In many ways, these two bitter rivals have proposed similar ideas.
One shared idea, borrowed from McCain, is to replace a stick with a carrot. Instead of fining people who don’t buy insurance, they would reward tax breaks to those who do. If insurance is cheap enough, the logic goes, the uninsured will buy a policy without being forced to.
But what about people who don’t get the hint and remain uninsured? Romney would allot each state a pool of taxpayer money to provide for their care.
Gingrich has another solution — tinged with the former speaker’s affinity for complex systems.
He envisions a system in which the government puts aside the tax breaks that a particular uninsured person would have received. The taxpayer money would then be sent to his or her local community to pay the doctor bills if the person gets sick.
“You don’t want to buy the insurance? Fine,” Gingrich explained on CNN this month. “Your share of the tax credit goes into a charity pool. Something happens to you, you’re taken care of by that charity pool.”
In addition, both Gingrich and Romney want to allow insurance to be sold more freely across state lines. The logic is that a Marylander, for instance, might find a cheaper plan from an insurer in another state that doesn’t set such strict rules on insurers.
But this idea attacks a notion that both Gingrich and Romney profess to love: the sovereignty of states. It strips away the ability to limit the insurance sold within their borders, a power many states are loath to give up.
Some conservatives worry that this will create an opening for more federal regulation of the interstate insurance market. But Romney said that wouldn’t happen.
If a state’s insurers got out of control, the states’ residents could solve the problem by themselves.

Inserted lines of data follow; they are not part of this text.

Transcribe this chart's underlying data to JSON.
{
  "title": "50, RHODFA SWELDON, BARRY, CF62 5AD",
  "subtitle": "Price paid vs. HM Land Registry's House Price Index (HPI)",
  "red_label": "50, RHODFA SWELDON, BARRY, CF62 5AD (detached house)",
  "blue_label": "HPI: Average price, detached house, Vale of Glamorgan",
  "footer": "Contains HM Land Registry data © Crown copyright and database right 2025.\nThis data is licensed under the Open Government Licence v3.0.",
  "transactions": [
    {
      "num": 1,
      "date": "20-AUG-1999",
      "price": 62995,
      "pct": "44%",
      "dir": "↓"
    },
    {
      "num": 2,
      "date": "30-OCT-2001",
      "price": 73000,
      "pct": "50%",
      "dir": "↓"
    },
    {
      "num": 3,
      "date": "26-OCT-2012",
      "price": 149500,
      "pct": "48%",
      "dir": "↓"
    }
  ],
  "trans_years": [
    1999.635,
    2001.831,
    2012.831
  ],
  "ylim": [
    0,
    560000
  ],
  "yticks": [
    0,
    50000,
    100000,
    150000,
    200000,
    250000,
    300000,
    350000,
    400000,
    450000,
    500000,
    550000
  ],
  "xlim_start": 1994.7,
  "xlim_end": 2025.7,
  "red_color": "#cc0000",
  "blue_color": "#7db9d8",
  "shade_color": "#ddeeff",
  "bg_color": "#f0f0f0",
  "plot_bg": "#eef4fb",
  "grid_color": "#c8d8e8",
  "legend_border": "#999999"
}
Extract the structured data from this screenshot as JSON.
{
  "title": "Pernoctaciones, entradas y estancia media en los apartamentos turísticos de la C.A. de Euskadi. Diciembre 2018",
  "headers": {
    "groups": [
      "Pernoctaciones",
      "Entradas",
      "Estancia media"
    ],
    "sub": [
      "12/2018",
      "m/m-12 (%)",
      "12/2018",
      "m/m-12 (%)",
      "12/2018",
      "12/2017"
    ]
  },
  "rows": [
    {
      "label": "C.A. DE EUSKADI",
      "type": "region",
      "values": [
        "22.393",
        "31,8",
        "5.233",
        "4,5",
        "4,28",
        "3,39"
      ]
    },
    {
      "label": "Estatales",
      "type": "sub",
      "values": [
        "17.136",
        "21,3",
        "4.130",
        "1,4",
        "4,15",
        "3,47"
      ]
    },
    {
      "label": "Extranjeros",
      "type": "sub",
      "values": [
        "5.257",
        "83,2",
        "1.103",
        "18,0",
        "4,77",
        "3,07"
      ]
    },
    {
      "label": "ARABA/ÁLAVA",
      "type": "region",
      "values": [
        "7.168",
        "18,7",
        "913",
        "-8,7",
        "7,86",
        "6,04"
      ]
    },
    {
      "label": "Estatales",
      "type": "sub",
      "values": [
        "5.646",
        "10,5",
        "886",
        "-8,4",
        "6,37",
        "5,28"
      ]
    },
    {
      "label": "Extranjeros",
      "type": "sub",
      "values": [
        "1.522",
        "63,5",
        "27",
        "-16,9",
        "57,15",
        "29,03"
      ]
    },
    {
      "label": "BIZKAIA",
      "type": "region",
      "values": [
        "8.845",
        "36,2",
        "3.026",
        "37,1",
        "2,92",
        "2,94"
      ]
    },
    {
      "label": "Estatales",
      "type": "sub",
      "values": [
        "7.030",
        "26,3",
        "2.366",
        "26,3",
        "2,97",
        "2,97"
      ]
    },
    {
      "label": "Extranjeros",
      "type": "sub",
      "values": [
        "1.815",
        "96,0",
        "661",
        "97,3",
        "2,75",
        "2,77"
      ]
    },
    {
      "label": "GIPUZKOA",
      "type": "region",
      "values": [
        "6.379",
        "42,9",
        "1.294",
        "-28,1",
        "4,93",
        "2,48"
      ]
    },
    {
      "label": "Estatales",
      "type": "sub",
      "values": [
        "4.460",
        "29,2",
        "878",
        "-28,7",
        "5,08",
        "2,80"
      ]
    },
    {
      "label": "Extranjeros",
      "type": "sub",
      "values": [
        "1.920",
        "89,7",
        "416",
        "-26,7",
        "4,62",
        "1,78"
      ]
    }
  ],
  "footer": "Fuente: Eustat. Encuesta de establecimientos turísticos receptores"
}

“The people of that state are going to vote out of office the people that don’t do a good job,” he said at a speech in May.

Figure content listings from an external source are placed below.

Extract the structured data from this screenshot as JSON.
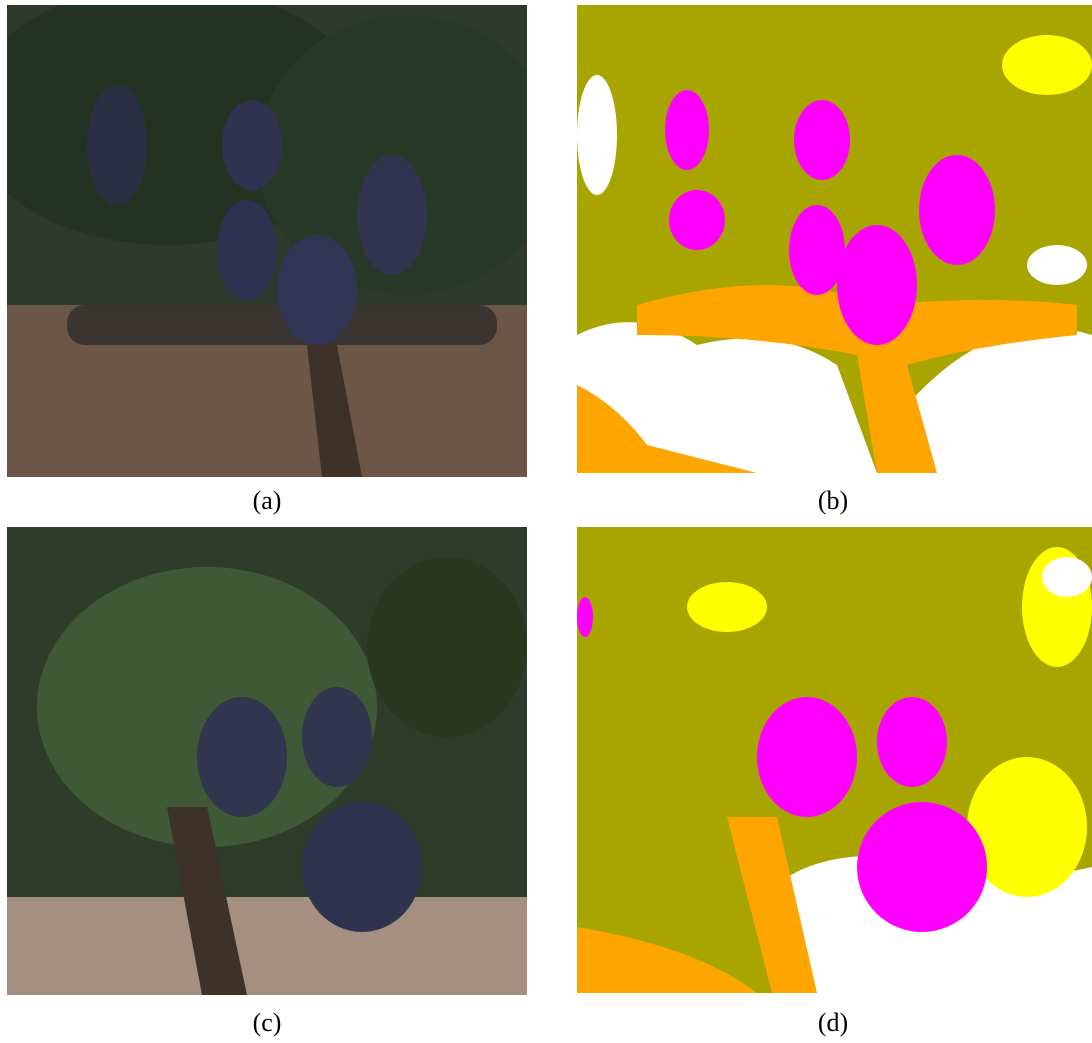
{
  "panels": [
    {
      "caption": "(a)"
    },
    {
      "caption": "(b)"
    },
    {
      "caption": "(c)"
    },
    {
      "caption": "(d)"
    }
  ]
}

Romney has also said he would do away with the Obama plan’s rule that prevents companies from denying coverage for “preexisting” conditions. Romney would offer that guarantee only to people who have maintained continuous health insurance — not those who are without it. Gingrich’s plan does not offer that guarantee: He proposes expanding state “high-risk” coverage plans that people with preexisting conditions could buy.
For now, the two front-runners’ ideas have left some in the Republican Party wanting more.

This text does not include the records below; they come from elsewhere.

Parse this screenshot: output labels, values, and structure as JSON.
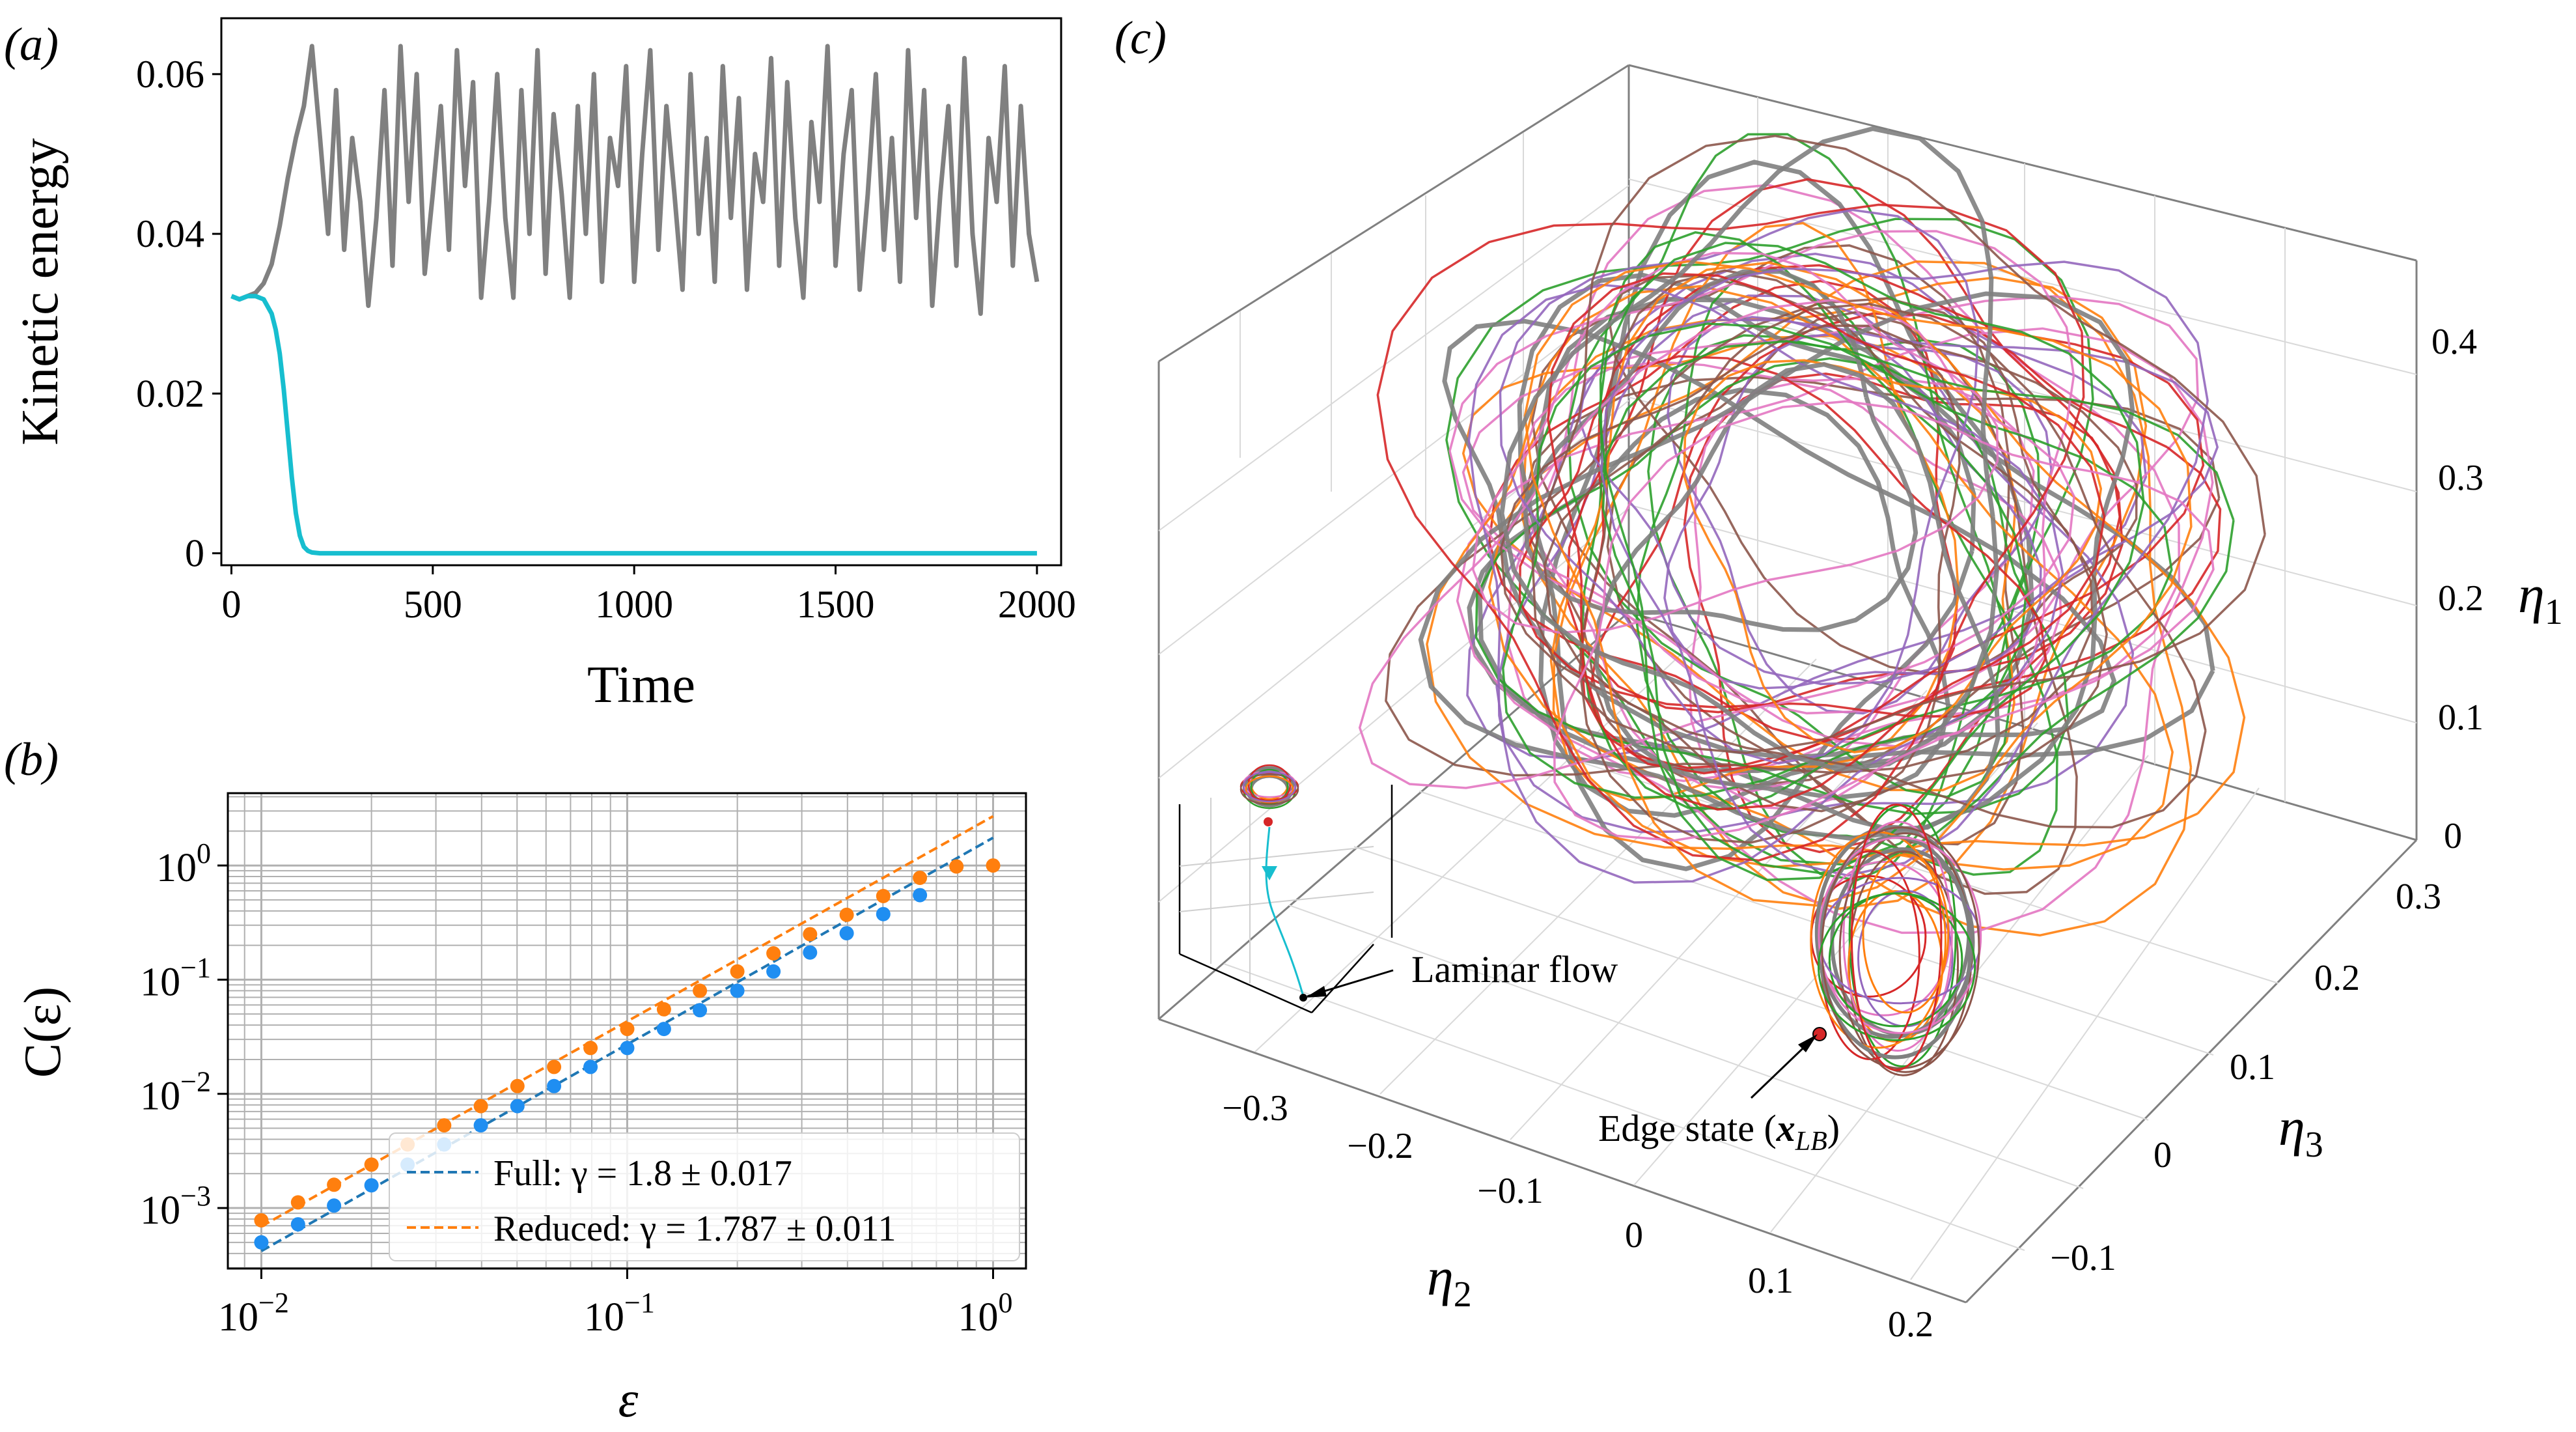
{
  "panel_labels": {
    "a": "(a)",
    "b": "(b)",
    "c": "(c)"
  },
  "colors": {
    "turbulent": "#808080",
    "laminar": "#17becf",
    "full": "#1f77b4",
    "full_marker": "#1f8ef1",
    "reduced": "#ff7f0e",
    "grid": "#b0b0b0",
    "traj": [
      "#808080",
      "#e377c2",
      "#8c564b",
      "#2ca02c",
      "#d62728",
      "#ff7f0e",
      "#9467bd"
    ]
  },
  "chart_data": [
    {
      "id": "a",
      "type": "line",
      "xlabel": "Time",
      "ylabel": "Kinetic energy",
      "xlim": [
        -25,
        2060
      ],
      "ylim": [
        -0.0015,
        0.067
      ],
      "xticks": [
        0,
        500,
        1000,
        1500,
        2000
      ],
      "xtick_labels": [
        "0",
        "500",
        "1000",
        "1500",
        "2000"
      ],
      "yticks": [
        0,
        0.02,
        0.04,
        0.06
      ],
      "ytick_labels": [
        "0",
        "0.02",
        "0.04",
        "0.06"
      ],
      "grid": false,
      "series": [
        {
          "color_key": "turbulent",
          "x": [
            0,
            20,
            40,
            60,
            80,
            100,
            120,
            140,
            160,
            180,
            200,
            220,
            240,
            260,
            280,
            300,
            320,
            340,
            360,
            380,
            400,
            420,
            440,
            460,
            480,
            500,
            520,
            540,
            560,
            580,
            600,
            620,
            640,
            660,
            680,
            700,
            720,
            740,
            760,
            780,
            800,
            820,
            840,
            860,
            880,
            900,
            920,
            940,
            960,
            980,
            1000,
            1020,
            1040,
            1060,
            1080,
            1100,
            1120,
            1140,
            1160,
            1180,
            1200,
            1220,
            1240,
            1260,
            1280,
            1300,
            1320,
            1340,
            1360,
            1380,
            1400,
            1420,
            1440,
            1460,
            1480,
            1500,
            1520,
            1540,
            1560,
            1580,
            1600,
            1620,
            1640,
            1660,
            1680,
            1700,
            1720,
            1740,
            1760,
            1780,
            1800,
            1820,
            1840,
            1860,
            1880,
            1900,
            1920,
            1940,
            1960,
            1980,
            2000
          ],
          "y": [
            0.0322,
            0.0318,
            0.0322,
            0.0326,
            0.0338,
            0.0362,
            0.041,
            0.047,
            0.052,
            0.056,
            0.0635,
            0.052,
            0.04,
            0.058,
            0.038,
            0.052,
            0.044,
            0.031,
            0.042,
            0.058,
            0.036,
            0.0635,
            0.044,
            0.06,
            0.035,
            0.045,
            0.056,
            0.038,
            0.063,
            0.046,
            0.059,
            0.032,
            0.044,
            0.06,
            0.042,
            0.032,
            0.058,
            0.04,
            0.063,
            0.035,
            0.055,
            0.045,
            0.032,
            0.056,
            0.04,
            0.06,
            0.034,
            0.052,
            0.046,
            0.061,
            0.034,
            0.05,
            0.063,
            0.038,
            0.056,
            0.045,
            0.033,
            0.06,
            0.04,
            0.052,
            0.034,
            0.061,
            0.042,
            0.057,
            0.033,
            0.05,
            0.044,
            0.062,
            0.036,
            0.059,
            0.042,
            0.032,
            0.054,
            0.044,
            0.0635,
            0.036,
            0.05,
            0.058,
            0.033,
            0.045,
            0.06,
            0.038,
            0.052,
            0.034,
            0.063,
            0.042,
            0.058,
            0.031,
            0.045,
            0.056,
            0.036,
            0.062,
            0.04,
            0.03,
            0.052,
            0.044,
            0.061,
            0.036,
            0.056,
            0.04,
            0.034
          ]
        },
        {
          "color_key": "laminar",
          "x": [
            0,
            20,
            40,
            60,
            80,
            100,
            110,
            120,
            130,
            140,
            150,
            160,
            170,
            180,
            190,
            200,
            220,
            240,
            260,
            300,
            400,
            600,
            800,
            1000,
            1200,
            1400,
            1600,
            1800,
            2000
          ],
          "y": [
            0.0322,
            0.0318,
            0.0322,
            0.0322,
            0.0318,
            0.03,
            0.028,
            0.025,
            0.0205,
            0.015,
            0.0095,
            0.005,
            0.0022,
            0.0008,
            0.0003,
            0.0001,
            0.0,
            0.0,
            0.0,
            0.0,
            0.0,
            0.0,
            0.0,
            0.0,
            0.0,
            0.0,
            0.0,
            0.0,
            0.0
          ]
        }
      ]
    },
    {
      "id": "b",
      "type": "scatter",
      "xscale": "log",
      "yscale": "log",
      "xlabel": "ε",
      "ylabel": "C(ε)",
      "xlim": [
        0.0081,
        1.23
      ],
      "ylim": [
        0.000295,
        4.3
      ],
      "xticks": [
        0.01,
        0.1,
        1
      ],
      "yticks": [
        0.001,
        0.01,
        0.1,
        1
      ],
      "grid": true,
      "legend_position": "lower-right",
      "series": [
        {
          "name": "Full",
          "color_key": "full_marker",
          "x": [
            0.01,
            0.0126,
            0.0158,
            0.02,
            0.0251,
            0.0316,
            0.0398,
            0.0501,
            0.0631,
            0.0794,
            0.1,
            0.126,
            0.158,
            0.2,
            0.251,
            0.316,
            0.398,
            0.501,
            0.631
          ],
          "y": [
            0.0005,
            0.00072,
            0.00105,
            0.00158,
            0.0024,
            0.0036,
            0.0053,
            0.0078,
            0.0117,
            0.0172,
            0.0252,
            0.037,
            0.054,
            0.08,
            0.118,
            0.173,
            0.255,
            0.375,
            0.55
          ]
        },
        {
          "name": "Reduced",
          "color_key": "reduced",
          "x": [
            0.01,
            0.0126,
            0.0158,
            0.02,
            0.0251,
            0.0316,
            0.0398,
            0.0501,
            0.0631,
            0.0794,
            0.1,
            0.126,
            0.158,
            0.2,
            0.251,
            0.316,
            0.398,
            0.501,
            0.631,
            0.794,
            1.0
          ],
          "y": [
            0.00078,
            0.00112,
            0.0016,
            0.0024,
            0.0036,
            0.0053,
            0.0078,
            0.0117,
            0.0172,
            0.0252,
            0.037,
            0.055,
            0.08,
            0.118,
            0.17,
            0.25,
            0.37,
            0.54,
            0.78,
            0.98,
            1.0
          ]
        }
      ],
      "fits": [
        {
          "label_prefix": "Full: ",
          "label_gamma": "γ = 1.8 ± 0.017",
          "color_key": "full",
          "x": [
            0.01,
            1.0
          ],
          "y": [
            0.00042,
            1.75
          ]
        },
        {
          "label_prefix": "Reduced: ",
          "label_gamma": "γ = 1.787 ± 0.011",
          "color_key": "reduced",
          "x": [
            0.01,
            1.0
          ],
          "y": [
            0.00069,
            2.7
          ]
        }
      ]
    },
    {
      "id": "c",
      "type": "line",
      "projection": "3d",
      "xlabel": "η2",
      "ylabel": "η3",
      "zlabel": "η1",
      "xtick_labels": [
        "−0.3",
        "−0.2",
        "−0.1",
        "0",
        "0.1",
        "0.2"
      ],
      "ytick_labels": [
        "−0.1",
        "0",
        "0.1",
        "0.2",
        "0.3"
      ],
      "ztick_labels": [
        "0",
        "0.1",
        "0.2",
        "0.3",
        "0.4"
      ],
      "annotations": [
        {
          "key": "laminar",
          "text": "Laminar flow"
        },
        {
          "key": "edge",
          "text": "Edge state (",
          "symbol": "x",
          "subscript": "LB",
          "suffix": ")"
        }
      ],
      "trajectory_count": 7
    }
  ]
}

“They’re a step in the right direction. However, I don’t believe that they are fundamental reform,” said Rep. Tom Price (R-Ga.), author of one of the reform bills in Congress. “They don’t go broadly enough, to change the health financing and delivery system.”
But others can see the political logic. As Democrats learned, changing health care means dealing with a series of volcanic issues: fairness, malpractice, the proper role of government. And life and death.
If “repeal” is enough for the GOP primary, they said, then the details of “replace” should wait until later.
“You don’t want to be terribly detailed,” said Rep. Michael C. Burgess (R-Tex.), who advised McCain in his presidential run, and saw the details of his ideas turned into weapons by Obama. “It’s a whole lot easier to demagogue the ‘con’ than it is to defend the ‘pro.’ ”
Polling manager Peyton M. Craighill contributed to this report.